Dr. Podberesky served in the Air Force for just under 10 years. For much of his military career, including his internship and diagnostic radiology residency training, Dr. Podberesky was stationed at Wilford Hall Medical Center at Lackland Air Force Base in San Antonio, Texas. During his time in the Air Force, Dr. Podberesky learned valuable leadership skills that he uses in his work today.
“I was able to assimilate what I thought were the best leadership skills that I saw,” he says. “The military does leadership development really well. It helped shape the leader that I am today.”
In his fourth year of medical school, Dr. Podberesky completed a radiology rotation and fell in love with the field. He loved the people, the technology, and the fact that the doctors that he had gotten to work with were relied upon by other doctors for their expertise. Radiologists are what they call the “doctors’ doctors,” and Dr. Podberesky was fascinated with, and continues to be fascinated with, how much radiologists seem to know about different specialties, pathologies, and the advancing technology available within the field. More specifically, Dr. Podberesky chose to pursue pediatric radiology because pediatric radiologists stayed involved with all the different imaging modalities within radiology and because he enjoys working with kids. Something about working with children really spoke to him and made his work especially meaningful.
Pediatric radiologists make up only a small percentage of the total number of radiologists in the country. What many people do not realize is that when children are taken to adult hospitals or community imaging centers, the majority of the time, it is not a pediatric radiologist reading their imaging exams. For Dr. Podberesky, it has been critically important to work toward increasing access to pediatric radiologists by helping educate parents to assure that imaging exams will be performed and interpreted appropriately by pediatric radiologists.
In October 2014, Dr. Podberesky joined Nemours. He was drawn in by the hospital’s mission to improve the health of children using care and programs that are not readily available through high standards of quality and safety. He was also attracted by the hospital’s presence in a variety of geographic locations both in Florida and in the Delaware Valley. Once he was with Nemours, Dr. Podberesky pushed to create a completely integrated department of nearly 40 pediatric radiologists located throughout Florida and the Delaware Valley, bringing together varying sub-specialties and areas of expertise.

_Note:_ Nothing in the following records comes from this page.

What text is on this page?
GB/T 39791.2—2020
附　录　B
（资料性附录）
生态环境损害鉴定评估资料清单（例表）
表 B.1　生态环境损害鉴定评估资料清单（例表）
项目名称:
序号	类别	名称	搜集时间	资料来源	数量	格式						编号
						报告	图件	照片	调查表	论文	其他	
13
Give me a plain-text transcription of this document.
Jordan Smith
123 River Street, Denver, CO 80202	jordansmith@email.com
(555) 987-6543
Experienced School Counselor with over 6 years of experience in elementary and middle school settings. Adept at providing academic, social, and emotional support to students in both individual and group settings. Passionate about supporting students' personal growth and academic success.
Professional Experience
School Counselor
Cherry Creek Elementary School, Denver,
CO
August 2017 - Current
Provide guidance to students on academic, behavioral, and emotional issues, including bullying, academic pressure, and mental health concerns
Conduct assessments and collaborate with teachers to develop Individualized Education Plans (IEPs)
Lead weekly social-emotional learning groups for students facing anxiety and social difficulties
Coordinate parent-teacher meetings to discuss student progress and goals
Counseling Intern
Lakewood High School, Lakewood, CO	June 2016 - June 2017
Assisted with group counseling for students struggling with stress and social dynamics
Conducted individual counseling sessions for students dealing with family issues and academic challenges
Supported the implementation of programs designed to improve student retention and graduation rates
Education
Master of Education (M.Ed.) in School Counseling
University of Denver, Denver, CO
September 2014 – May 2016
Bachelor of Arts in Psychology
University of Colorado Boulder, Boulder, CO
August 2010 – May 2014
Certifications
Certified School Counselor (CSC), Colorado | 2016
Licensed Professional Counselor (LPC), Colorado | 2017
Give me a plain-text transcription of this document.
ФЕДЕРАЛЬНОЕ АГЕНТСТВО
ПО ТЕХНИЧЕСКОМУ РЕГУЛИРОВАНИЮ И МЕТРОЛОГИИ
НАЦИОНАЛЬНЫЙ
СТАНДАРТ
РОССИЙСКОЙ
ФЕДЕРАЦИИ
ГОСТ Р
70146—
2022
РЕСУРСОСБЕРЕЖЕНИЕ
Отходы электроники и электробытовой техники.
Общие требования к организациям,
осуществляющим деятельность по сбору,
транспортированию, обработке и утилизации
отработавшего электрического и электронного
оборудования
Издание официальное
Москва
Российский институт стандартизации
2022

“It’s extremely rewarding,” Dr. Podberesky says of the process of creating an integrated department. “It allows us to enable, for example, a pediatric neuroradiologist here in Orlando to read a brain MRI on a child in the emergency department in Jacksonville or in Pensacola or in Delaware, and that’s something that didn’t really exist a few years ago within our system.”
The creation of this team allows children to have access to pediatric radiology expertise without necessarily traveling long distances or even necessarily being a Nemours patient. For the radiologists recruited to the Nemours Radiology Department, joining this team means a lot. It means that they get the opportunity to pursue different personal, clinical and academic interests and to continuously develop their careers. Thanks to the work that Dr. Podberesky and others have put into cultivating this team, recruited radiologists will join one of the largest pediatric radiology departments in the country.
Dr. Podberesky’s long-term vision is to establish the foundation for Nemours to one day become one of the leading academic children’s hospital radiology departments in the country. He knows that this goal will take time to accomplish, but he believes that Nemours is well on its way, and he feels fortunate to be leading the team.